Member of the Scottish Parliament for South Scotland (1 of 7 Regional MSPs)
- In office 5 May 2011 – 5 May 2021

Scottish Labour portfolios
- 2016–2021: Shadow Cabinet Secretary for Environment, Climate Change and Land Reform

Personal details
- Born: Claudia Hamilton Beamish 9 August 1952 (age 73) London, England
- Party: Scottish Labour Co-operative
- Domestic partner: Michael Derrington
- Parent: Tufton Beamish (father);
- Website: Official Website

= Claudia Beamish =

Scottish Labour Co-op politician

Claudia Hamilton Beamish (born 9 August 1952) is a Scottish Labour Co-operative politician who served as Member of the Scottish Parliament (MSP) for the South Scotland region from 2011 to 2021.

==Early life==
Claudia Hamilton Beamish is the daughter of the Conservative life peer Tufton Victor Hamilton Beamish, Baron Chelwood and his first wife Janet McMillan Stevenson. Prior to entering politics, she worked as a primary school teacher.

==Political career==
Beamish was placed at the top of Labour's list for the South of Scotland in the 2003 and 2007 Scottish Parliament elections.

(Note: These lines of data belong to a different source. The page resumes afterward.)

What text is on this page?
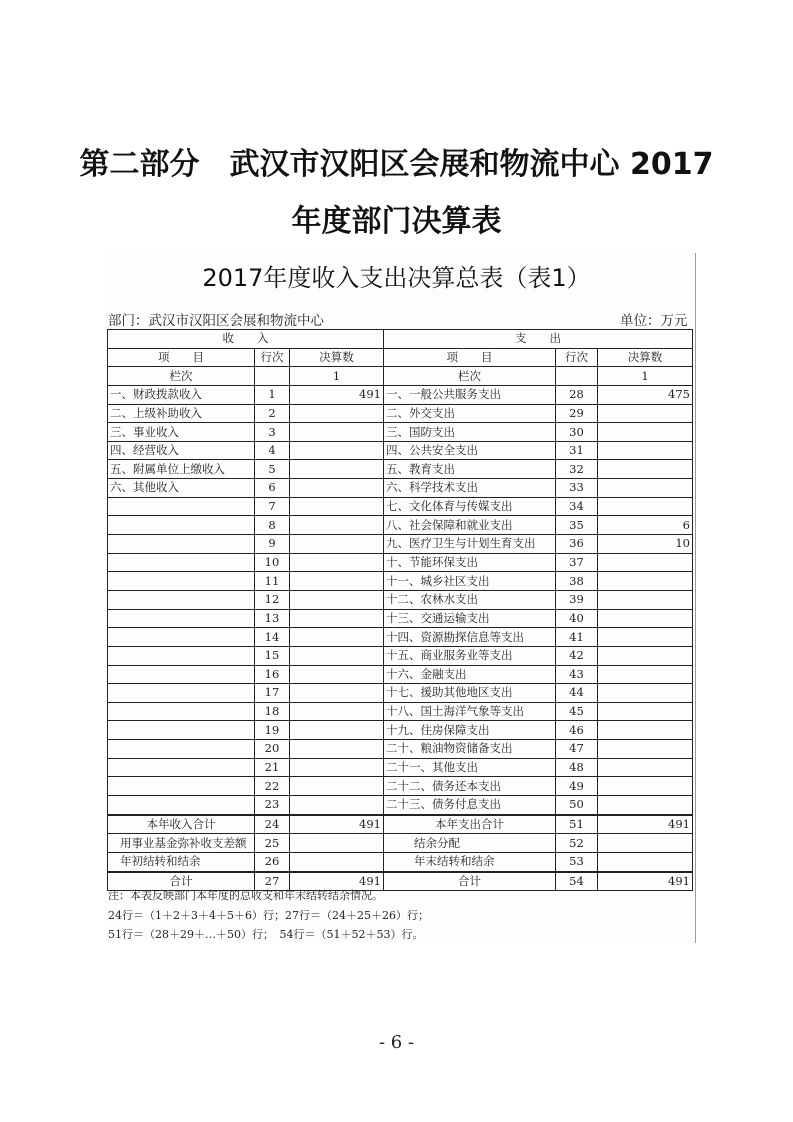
第二部分　武汉市汉阳区会展和物流中心 2017
年度部门决算表
2017年度收入支出决算总表（表1）
部门：武汉市汉阳区会展和物流中心	单位：万元
收　　入			支　　出		
项　　目	行次	决算数	项　　目	行次	决算数
栏次		1	栏次		1
一、财政拨款收入	1	491	一、一般公共服务支出	28	475
二、上级补助收入	2		二、外交支出	29	
三、事业收入	3		三、国防支出	30	
四、经营收入	4		四、公共安全支出	31	
五、附属单位上缴收入	5		五、教育支出	32	
六、其他收入	6		六、科学技术支出	33	
	7		七、文化体育与传媒支出	34	
	8		八、社会保障和就业支出	35	6
	9		九、医疗卫生与计划生育支出	36	10
	10		十、节能环保支出	37	
	11		十一、城乡社区支出	38	
	12		十二、农林水支出	39	
	13		十三、交通运输支出	40	
	14		十四、资源勘探信息等支出	41	
	15		十五、商业服务业等支出	42	
	16		十六、金融支出	43	
	17		十七、援助其他地区支出	44	
	18		十八、国土海洋气象等支出	45	
	19		十九、住房保障支出	46	
	20		二十、粮油物资储备支出	47	
	21		二十一、其他支出	48	
	22		二十二、债务还本支出	49	
	23		二十三、债务付息支出	50	
本年收入合计	24	491	本年支出合计	51	491
用事业基金弥补收支差额	25		结余分配	52	
年初结转和结余	26		年末结转和结余	53	
合计	27	491	合计	54	491
注：本表反映部门本年度的总收支和年末结转结余情况。
24行＝（1＋2＋3＋4＋5＋6）行；27行＝（24＋25＋26）行；
51行＝（28＋29＋…＋50）行；　54行＝（51＋52＋53）行。
- 6 -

Beamish was the Labour Co-operative candidate for Dumfriesshire, Clydesdale and Tweeddale at the 2010 general election, finishing second with 13,263 votes (28.9%).

===Member of the Scottish Parliament===
Beamish was the Convener of the Equal Opportunities Committee in the Scottish Parliament in the second half of 2011. Following the election of Johann Lamont as Labour leader, Beamish was appointed as Labour's Shadow Minister for Environment and Climate Change. She served as a member of the Parliament's Rural Affairs, Climate Change and Environment (RACCE) Committee during its scrutiny of the Land Reform Bill 2015. She is a member of various Cross-Party Groups; Deputy Convenor of the Cross-Party Group on Dyslexia; Deputy Convenor of the Cross-Party Group on Men's Violence Against Women and Children; and Co-convenor of the Cross-Party Group on Carers.

At the 2016 Scottish Parliament election, Beamish ran in the Clydesdale constituency, finishing in third place with 6,995 votes (20.7%). Though not elected, she was returned on the regional list.

Beamish nominated Anas Sarwar in the 2021 Scottish Labour leadership election.

Beamish stood again in Clydesdale at the 2021 Scottish Parliament election, and was the fourth Labour candidate on the South Scotland list. She increased her previous share in the constituency, by 1.3% to 8,960 votes (22.0%), retaining third place. On the regional list, Labour elected three of their candidates, with Beamish being among the incumbent MSPs to lose their seat in that election.

==Personal life==
Beamish's partner is actor Michael Derrington. They brought up their children in Pettinain, South Lanarkshire. While an MSP, she rented a flat in Shandon, Edinburgh which is owned by former Education minister Peter Peacock.